Putting this together is exactly what the professor said:
$$\begin{align}\tilde\varnothing &= \frac{1}{n_s + \tilde n_m + \tilde n_l}\left(n_s \cdot \varnothing_s + \tilde n_m \cdot \tilde \varnothing_m + \tilde n_l \cdot \tilde \varnothing_l\right)\\
&= \frac{\frac{n_1}{A_s}\cdot \varnothing_s + \varrho_m \cdot \tilde\varnothing_m + \varrho_l \cdot \tilde\varnothing_l}{\frac{n_1}{A_s}+\varrho_m + \varrho_l}\\
&= \frac{\varrho_s \cdot \varnothing_s + \varrho_m \cdot \tilde\varnothing_m + \varrho_l \cdot \tilde\varnothing_l}{\varrho_s +\varrho_m + \varrho_l}\end{align}$$
2
If you simply average means, you ignore that these means contain different numbers of trees. You therefore need to use a weighted sum -- weighted by the number of trees.

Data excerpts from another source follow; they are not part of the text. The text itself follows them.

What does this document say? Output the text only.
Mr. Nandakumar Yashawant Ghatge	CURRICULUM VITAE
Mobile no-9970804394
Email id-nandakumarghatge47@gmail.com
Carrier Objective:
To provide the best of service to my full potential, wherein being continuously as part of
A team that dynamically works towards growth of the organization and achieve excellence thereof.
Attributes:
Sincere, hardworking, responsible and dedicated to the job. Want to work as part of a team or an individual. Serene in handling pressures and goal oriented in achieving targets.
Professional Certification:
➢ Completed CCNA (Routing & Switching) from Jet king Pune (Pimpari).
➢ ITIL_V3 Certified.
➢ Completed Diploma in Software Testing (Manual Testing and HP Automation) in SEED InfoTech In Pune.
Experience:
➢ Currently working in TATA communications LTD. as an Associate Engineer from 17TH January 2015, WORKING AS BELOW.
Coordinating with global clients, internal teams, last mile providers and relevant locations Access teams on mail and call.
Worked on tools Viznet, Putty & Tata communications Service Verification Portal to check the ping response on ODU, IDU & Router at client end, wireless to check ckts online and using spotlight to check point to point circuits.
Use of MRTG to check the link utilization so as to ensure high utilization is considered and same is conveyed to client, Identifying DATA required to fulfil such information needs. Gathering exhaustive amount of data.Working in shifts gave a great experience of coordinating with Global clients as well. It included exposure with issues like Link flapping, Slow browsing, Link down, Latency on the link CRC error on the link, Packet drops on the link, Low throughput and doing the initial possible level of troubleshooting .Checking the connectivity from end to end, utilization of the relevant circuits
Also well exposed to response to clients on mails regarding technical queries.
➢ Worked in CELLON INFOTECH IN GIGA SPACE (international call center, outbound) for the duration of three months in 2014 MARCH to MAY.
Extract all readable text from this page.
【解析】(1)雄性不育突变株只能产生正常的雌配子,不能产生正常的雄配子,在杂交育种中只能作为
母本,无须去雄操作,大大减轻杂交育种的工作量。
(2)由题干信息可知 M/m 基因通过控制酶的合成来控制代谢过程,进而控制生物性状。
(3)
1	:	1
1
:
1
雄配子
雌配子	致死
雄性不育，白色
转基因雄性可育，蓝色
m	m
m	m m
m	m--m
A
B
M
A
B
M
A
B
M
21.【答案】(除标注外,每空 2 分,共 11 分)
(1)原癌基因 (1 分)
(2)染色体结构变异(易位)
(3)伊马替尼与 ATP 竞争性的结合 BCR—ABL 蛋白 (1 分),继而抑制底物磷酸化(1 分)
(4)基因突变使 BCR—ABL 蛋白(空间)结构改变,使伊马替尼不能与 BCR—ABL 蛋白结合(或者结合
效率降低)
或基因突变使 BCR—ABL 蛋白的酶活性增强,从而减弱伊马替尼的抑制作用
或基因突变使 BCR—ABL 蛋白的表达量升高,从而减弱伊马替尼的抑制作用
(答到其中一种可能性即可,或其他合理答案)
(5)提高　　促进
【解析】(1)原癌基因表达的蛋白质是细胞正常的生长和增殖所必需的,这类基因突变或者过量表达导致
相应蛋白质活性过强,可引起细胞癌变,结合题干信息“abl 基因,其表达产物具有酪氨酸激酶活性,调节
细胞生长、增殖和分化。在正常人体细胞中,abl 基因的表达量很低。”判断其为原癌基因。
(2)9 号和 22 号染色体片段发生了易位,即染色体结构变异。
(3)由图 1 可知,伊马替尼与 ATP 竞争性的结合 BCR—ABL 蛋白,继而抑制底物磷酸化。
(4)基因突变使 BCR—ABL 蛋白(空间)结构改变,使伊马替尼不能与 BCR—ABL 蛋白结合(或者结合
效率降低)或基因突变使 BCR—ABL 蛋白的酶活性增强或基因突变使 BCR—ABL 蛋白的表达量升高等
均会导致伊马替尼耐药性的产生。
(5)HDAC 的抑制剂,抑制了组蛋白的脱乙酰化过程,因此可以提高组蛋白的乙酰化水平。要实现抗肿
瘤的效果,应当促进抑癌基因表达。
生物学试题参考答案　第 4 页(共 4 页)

So, if you now have not just $\tilde\varnothing$ but $\tilde\varnothing_{P1}, \dots, \tilde\varnothing_{P28}$ and lets say $\tilde N_i$ ($i=P1,\dots ,P28$) is the number of trees involved in the mean of every P (compare: $n_s + \tilde n_m + \tilde n_l$ for the single one above), then your sum should be:
$$\tilde\varnothing_{\mathrm{total}} = \frac{1}{N_{P1} + \dots + N_{P28}} \cdot \left( N_{P1} \cdot \tilde\varnothing_{P1} + \dots + N_{P28} \cdot \tilde\varnothing_{P28} \right)$$
This is the total mean of the DBH of all the trees in the inner circles of all sample areas (enhanced with the results of the outer circles).